Dask is a Python library, so it operates with Python programs. So Dask does not interact with the C++ library directly.

Dask launches workers running XGBoost Python, which then calls C API functions in libxgboost.so.

Ok. So I understand that for the latest version you have support for dask with xgboost python library. For earlier versions, how did you run xgboost model building on multi GPU? In the xgboost 0.82 documentation I see that there is support for multiple GPU run in the release notes:

New feature: Multi-Node, Multi-GPU training (#4095)

  • In Dask, users will be able to construct a collection of XGBoost processes over an inhomogeneous device cluster (i.e. workers with different number and/or kinds of GPUs).

But I am not able understand how in 0.82 can xgboost be used with dask.

@VigneshN1997 In 0.82, there was no convenient wrapper for provisioning worker processes with GPU allocation. You had to manually invoke the DMLC tracker script like this:


While 0.82 contained an initial support for multi-GPU training, it was quite difficult to set up in practice.
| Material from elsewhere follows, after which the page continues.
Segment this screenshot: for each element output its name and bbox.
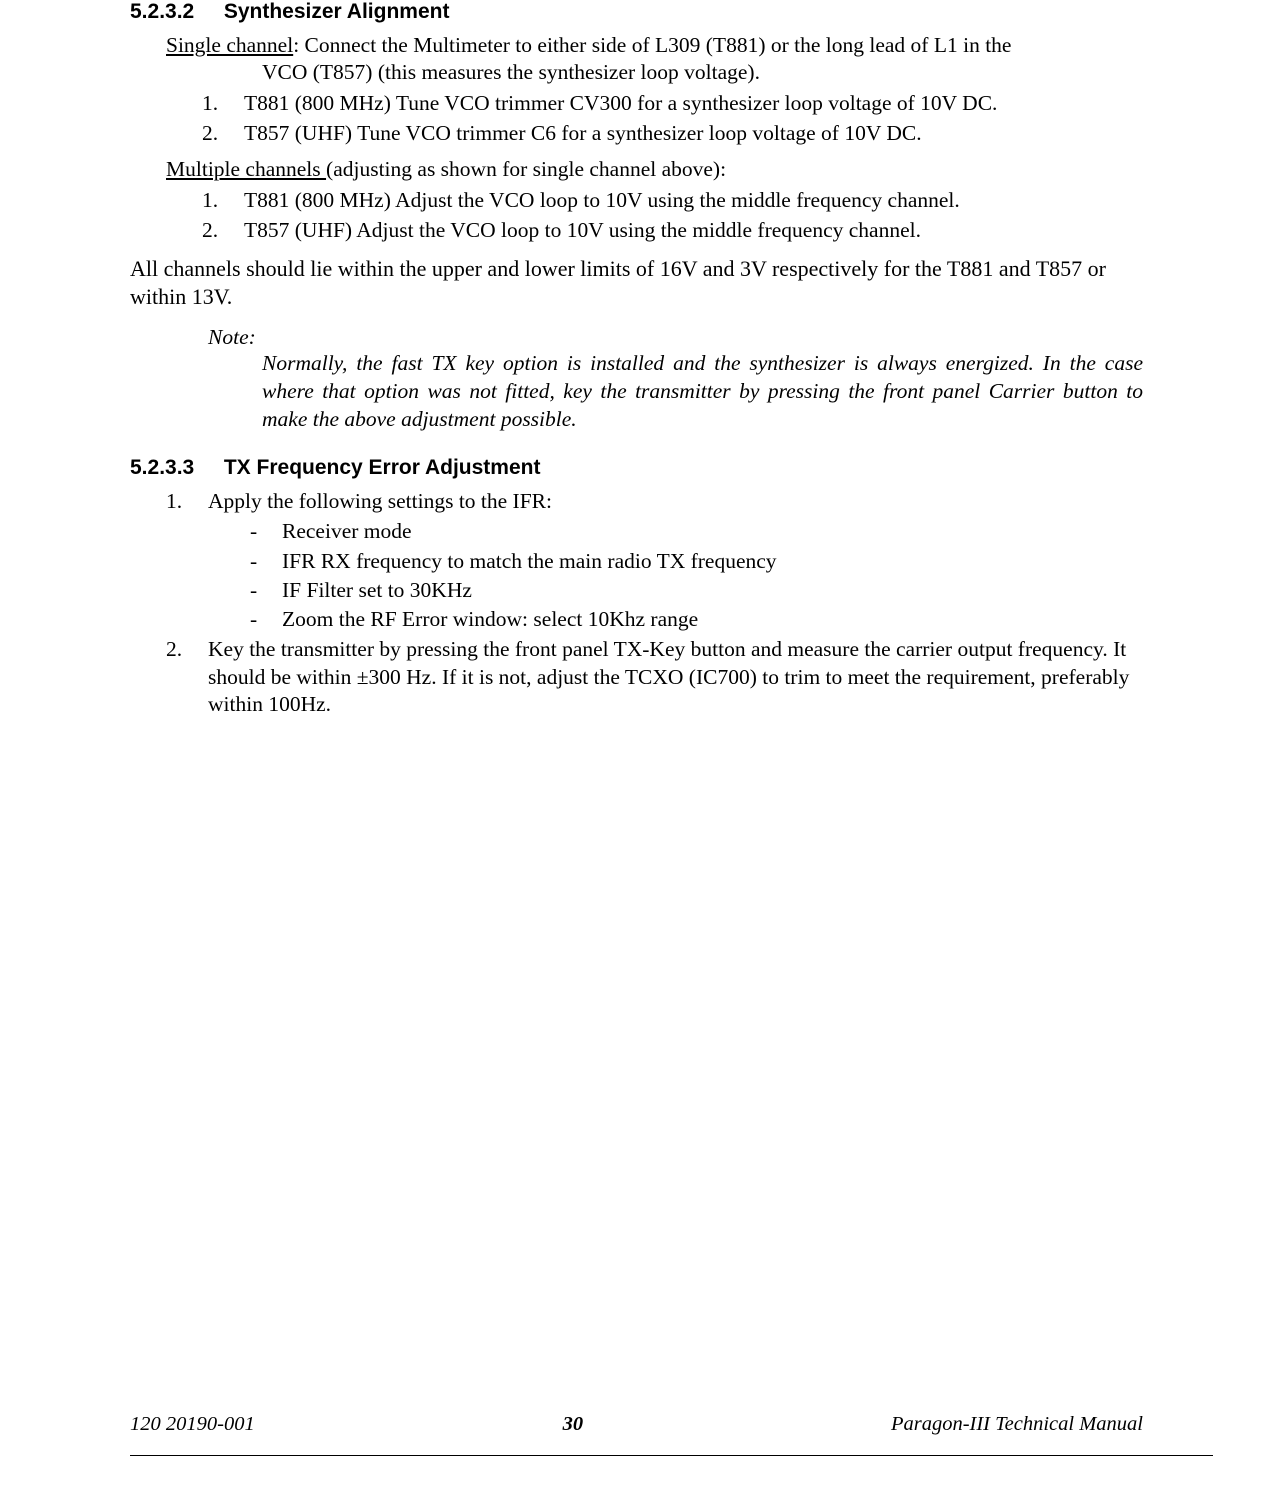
multiple-channels-list: 1. T881 (800 MHz) Adjust the VCO loop to …: [202, 187, 1143, 245]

Starting with 1.0.0, XGBoost provides a seamless integration with Dask, so that it’s now easy to provision workers from the main process:

with LocalCUDACluster(n_workers=2) as cluster:
    with Client(cluster) as client:
        dask_df = dask.dataframe.read_csv(fname, header=None, names=colnames)
        X = dask_df[dask_df.columns.difference(['label'])]
        y = dask_df['label']
        dtrain = xgb.dask.DaskDMatrix(client, X, y)
        output = xgb.dask.train(client,
                            {'tree_method': 'gpu_hist'},
                            dtrain,
                            num_boost_round=100,
                            evals=[(dtrain, 'train')])

In addition, 0.82 used to support using multiple GPUs from a single process, whereas 1.0.0 drops that support: https://github.com/dmlc/xgboost/issues/4531. The rationale is that managing multiple GPUs from a single process introduces lots of complex code path, and enforcing 1:1 assignment between GPUs and processes greatly simplifies the code. Currently, if you have N GPU cards in your machine, you’d need to provision N worker processes. This is easy to do using the LocalCUDACluster abstraction.

Thank you. I will look into this and get back if I have any doubts.

Although most of nvidia’s rapids.ai packages are python wrappers, you may find some guidance there.